Der Angeklagte handelte hierbei auch schuldhaft, da der Erfolgseintritt für ihn subjektiv vorhersehbar und vermeidbar war.
V.
Für das Delikt der fahrlässigen Körperverletzung sieht das Gesetz Geldstrafe oder Freiheitsstrafe bis zu drei Jahren vor. Bei der Strafzumessung konnte zugunsten des Angeklagten lediglich festgestellt werden, dass er zum Tatzeitpunkt Ersttäter war.
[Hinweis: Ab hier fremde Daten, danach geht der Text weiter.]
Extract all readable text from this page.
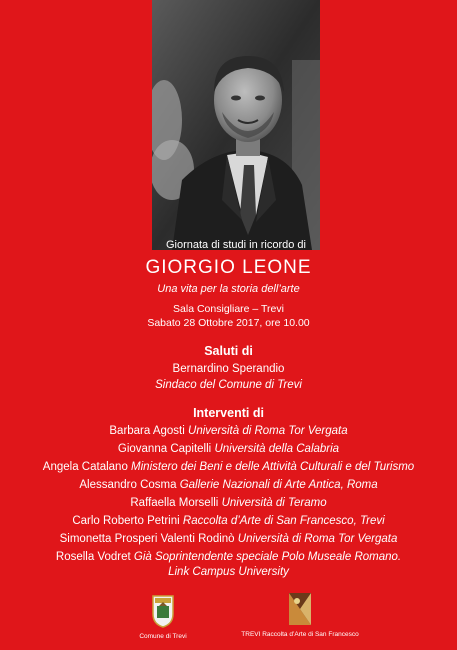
Giornata di studi in ricordo di
GIORGIO LEONE
Una vita per la storia dell’arte
Sala Consigliare – Trevi
Sabato 28 Ottobre 2017, ore 10.00
Saluti di
Bernardino Sperandio
Sindaco del Comune di Trevi
Interventi di
Barbara Agosti Università di Roma Tor Vergata
Giovanna Capitelli Università della Calabria
Angela Catalano Ministero dei Beni e delle Attività Culturali e del Turismo
Alessandro Cosma Gallerie Nazionali di Arte Antica, Roma
Raffaella Morselli Università di Teramo
Carlo Roberto Petrini Raccolta d’Arte di San Francesco, Trevi
Simonetta Prosperi Valenti Rodinò Università di Roma Tor Vergata
Rosella Vodret Già Soprintendente speciale Polo Museale Romano.
Link Campus University
Comune di Trevi	TREVI Raccolta d’Arte di San Francesco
Auf der anderen Seite musste gesehen werden, dass der Angeklagte zwei ungewöhnlich große Fehler beging (Arbeiten ohne Bohrschablone und Einsetzen des endgültigen Zahnersatzes über gelockerten Implantaten), die zu erheblichen Folgen für den Geschädigten führten. Dieser war gezwungen, im Zeitraum von etwa 1 Jahr ausschließlich flüssige oder pürierte Nahrung zu sich zu nehmen. Er musste die Öffentlichkeit meiden, so gut sich dies bewerkstelligen ließ und musste über eine gewisse Zeit hinweg immer wieder Schmerzmedikamente einnehmen. Auch ist sein Gebiss bis zum heutigen Tag nicht vollständig saniert.
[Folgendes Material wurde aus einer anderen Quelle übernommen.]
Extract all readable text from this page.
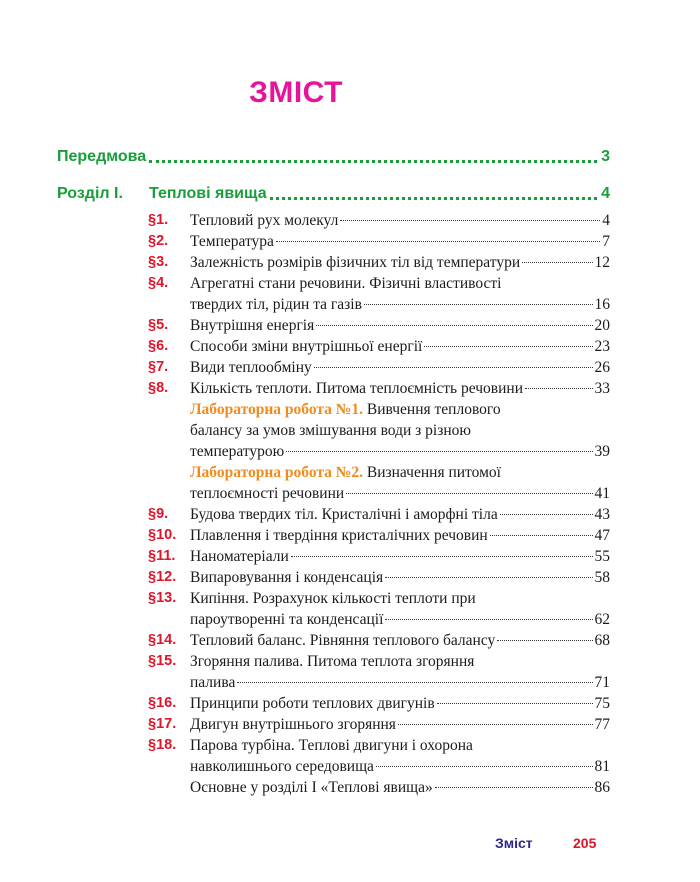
ЗМІСТ
Передмова	3
Розділ I.	Теплові явища	4
§1.	Тепловий рух молекул	4
§2.	Температура	7
§3.	Залежність розмірів фізичних тіл від температури	12
§4.	Агрегатні стани речовини. Фізичні властивості
твердих тіл, рідин та газів	16
§5.	Внутрішня енергія	20
§6.	Способи зміни внутрішньої енергії	23
§7.	Види теплообміну	26
§8.	Кількість теплоти. Питома теплоємність речовини	33
Лабораторна робота №1. Вивчення теплового
балансу за умов змішування води з різною
температурою	39
Лабораторна робота №2. Визначення питомої
теплоємності речовини	41
§9.	Будова твердих тіл. Кристалічні і аморфні тіла	43
§10. Плавлення і твердіння кристалічних речовин	47
§11. Наноматеріали	55
§12. Випаровування і конденсація	58
§13. Кипіння. Розрахунок кількості теплоти при
пароутворенні та конденсації	62
§14. Тепловий баланс. Рівняння теплового балансу	68
§15. Згоряння палива. Питома теплота згоряння
палива	71
§16. Принципи роботи теплових двигунів	75
§17. Двигун внутрішнього згоряння	77
§18. Парова турбіна. Теплові двигуни і охорона
навколишнього середовища	81
Основне у розділі I «Теплові явища»	86
Зміст	205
Unter Abwägung all dieser Gesichtspunkte, die für und gegen den Angeklagten sprachen, hielt das Gericht eine Geldstrafe noch für ausreichend. Diese konnte sich allerdings nicht am unteren Rand des möglichen orientieren. Insgesamt hielt das Gericht eine Geldstrafe von 120 Tagessätzen für tat- und schuldangemessen.
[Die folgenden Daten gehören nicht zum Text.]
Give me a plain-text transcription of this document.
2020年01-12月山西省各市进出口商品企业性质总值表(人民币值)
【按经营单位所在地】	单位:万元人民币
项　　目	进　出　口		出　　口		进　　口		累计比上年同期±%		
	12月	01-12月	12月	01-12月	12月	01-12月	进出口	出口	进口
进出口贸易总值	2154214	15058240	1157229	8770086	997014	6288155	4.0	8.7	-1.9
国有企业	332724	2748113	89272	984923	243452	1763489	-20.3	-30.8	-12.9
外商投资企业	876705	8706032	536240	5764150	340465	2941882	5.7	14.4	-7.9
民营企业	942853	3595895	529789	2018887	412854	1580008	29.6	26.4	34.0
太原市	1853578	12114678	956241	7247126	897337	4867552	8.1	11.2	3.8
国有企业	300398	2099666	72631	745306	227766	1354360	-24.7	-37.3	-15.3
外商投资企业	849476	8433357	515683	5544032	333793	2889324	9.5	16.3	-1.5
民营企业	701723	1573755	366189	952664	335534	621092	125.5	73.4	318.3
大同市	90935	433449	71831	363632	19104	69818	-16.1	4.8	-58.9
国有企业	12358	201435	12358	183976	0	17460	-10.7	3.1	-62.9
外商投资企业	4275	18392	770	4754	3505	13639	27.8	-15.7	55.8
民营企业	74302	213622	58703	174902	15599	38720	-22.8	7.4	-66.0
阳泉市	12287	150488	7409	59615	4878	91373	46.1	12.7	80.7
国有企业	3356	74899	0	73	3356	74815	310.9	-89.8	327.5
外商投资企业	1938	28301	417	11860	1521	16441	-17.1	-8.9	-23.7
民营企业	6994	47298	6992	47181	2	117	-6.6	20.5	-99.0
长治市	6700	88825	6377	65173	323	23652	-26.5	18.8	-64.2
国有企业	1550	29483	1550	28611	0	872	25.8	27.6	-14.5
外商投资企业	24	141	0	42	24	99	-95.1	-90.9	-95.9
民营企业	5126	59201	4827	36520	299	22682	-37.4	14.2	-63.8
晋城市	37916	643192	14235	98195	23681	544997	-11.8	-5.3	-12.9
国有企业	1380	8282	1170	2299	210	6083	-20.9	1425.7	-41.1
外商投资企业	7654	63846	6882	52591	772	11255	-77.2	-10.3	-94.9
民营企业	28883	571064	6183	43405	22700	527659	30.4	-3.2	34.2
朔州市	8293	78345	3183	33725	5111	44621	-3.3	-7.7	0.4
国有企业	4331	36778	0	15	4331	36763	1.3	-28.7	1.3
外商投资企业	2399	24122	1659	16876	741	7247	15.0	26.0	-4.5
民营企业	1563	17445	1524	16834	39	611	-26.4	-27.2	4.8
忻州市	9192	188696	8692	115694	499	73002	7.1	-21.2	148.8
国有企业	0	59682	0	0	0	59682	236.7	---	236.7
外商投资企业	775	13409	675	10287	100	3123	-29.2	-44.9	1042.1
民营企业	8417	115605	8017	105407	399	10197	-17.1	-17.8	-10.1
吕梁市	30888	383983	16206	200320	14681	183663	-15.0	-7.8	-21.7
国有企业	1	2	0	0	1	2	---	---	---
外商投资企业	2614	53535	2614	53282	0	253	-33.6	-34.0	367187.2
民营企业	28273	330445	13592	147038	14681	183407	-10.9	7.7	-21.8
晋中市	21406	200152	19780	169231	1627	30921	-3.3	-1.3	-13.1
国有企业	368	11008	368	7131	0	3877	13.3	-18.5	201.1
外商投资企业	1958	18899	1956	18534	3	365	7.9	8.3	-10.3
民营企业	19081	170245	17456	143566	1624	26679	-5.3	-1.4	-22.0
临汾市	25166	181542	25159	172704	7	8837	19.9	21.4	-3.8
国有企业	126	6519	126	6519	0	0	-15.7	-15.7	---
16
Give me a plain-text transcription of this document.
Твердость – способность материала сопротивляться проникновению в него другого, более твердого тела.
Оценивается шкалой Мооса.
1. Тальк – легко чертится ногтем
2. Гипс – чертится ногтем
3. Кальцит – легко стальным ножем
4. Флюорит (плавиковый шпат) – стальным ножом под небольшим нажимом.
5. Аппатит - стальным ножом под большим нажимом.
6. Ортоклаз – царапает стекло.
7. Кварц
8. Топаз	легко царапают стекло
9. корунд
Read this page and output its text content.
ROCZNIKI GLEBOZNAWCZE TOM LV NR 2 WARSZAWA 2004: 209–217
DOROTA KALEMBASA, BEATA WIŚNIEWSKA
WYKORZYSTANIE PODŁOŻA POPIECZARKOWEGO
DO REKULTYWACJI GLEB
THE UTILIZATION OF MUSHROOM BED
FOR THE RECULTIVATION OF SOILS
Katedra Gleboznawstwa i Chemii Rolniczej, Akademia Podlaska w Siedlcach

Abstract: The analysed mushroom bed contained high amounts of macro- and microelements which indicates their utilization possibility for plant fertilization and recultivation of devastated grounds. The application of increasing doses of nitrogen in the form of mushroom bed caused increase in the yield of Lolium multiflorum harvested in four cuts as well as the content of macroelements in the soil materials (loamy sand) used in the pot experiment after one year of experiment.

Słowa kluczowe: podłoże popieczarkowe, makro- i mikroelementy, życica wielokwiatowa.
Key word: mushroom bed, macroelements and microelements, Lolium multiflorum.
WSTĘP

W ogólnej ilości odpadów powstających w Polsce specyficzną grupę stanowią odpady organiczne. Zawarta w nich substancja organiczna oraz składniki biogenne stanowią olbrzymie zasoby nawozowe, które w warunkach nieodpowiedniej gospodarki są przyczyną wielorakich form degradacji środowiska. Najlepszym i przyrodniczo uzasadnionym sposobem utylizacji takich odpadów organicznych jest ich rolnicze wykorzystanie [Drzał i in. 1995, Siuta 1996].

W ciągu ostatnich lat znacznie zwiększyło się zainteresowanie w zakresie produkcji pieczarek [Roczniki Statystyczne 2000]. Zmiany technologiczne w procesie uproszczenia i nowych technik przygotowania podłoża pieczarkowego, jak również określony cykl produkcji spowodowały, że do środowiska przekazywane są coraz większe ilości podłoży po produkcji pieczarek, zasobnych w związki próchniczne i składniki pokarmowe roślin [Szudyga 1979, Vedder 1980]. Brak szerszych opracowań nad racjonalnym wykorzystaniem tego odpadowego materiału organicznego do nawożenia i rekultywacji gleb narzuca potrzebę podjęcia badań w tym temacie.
Die zweite Komponente einer Geldstrafe ist die Höhe des einzelnen Tagessatzes. Dieser berechnet sich stets nach dem aktuellen Nettoeinkommen, das zur Verfügung steht. Macht ein Angeklagter - wie hier - keine Angaben hierzu, wozu er auch nicht verpflichtet ist, kann das Gericht sein Einkommen nach § 40 III StGB schätzen. Ausgehend von dem Umstand, dass der Angeklagte eine offensichtlich gutgehende Implantologiepraxis betreibt - er setzte immerhin nach eigenen Angaben 290 Implantate in den ersten fünf Monaten des Jahres 2013 - ist ein Nettoeinkommen in Höhe von etwa 15 000 € im Monat nicht zu hoch gegriffen. Hierbei kann zugunsten des Angeklagten noch der Umstand berücksichtigt werden, dass er zwei Kinder hat, die studieren und von ihm daher unterstützt werden müssen. Pro Kind kann daher ein Abzug von 10 % im Einklang mit der obergerichtlichen Rechtssprechung erfolgen, so dass sich das bereinigte Nettoeinkommen mit 12 000 € errechnet. Dieses wird durch 30 geteilt, so dass sich die Tagessatzhöhe mit 400 € errechnet.
+
VI.
Die Kosten- und Auslagenentscheidung beruht auf den §§ 464, 464 a und 465 StP0, sowie, was die Kosten der Nebenklage betrifft, auf § 472 I StPO.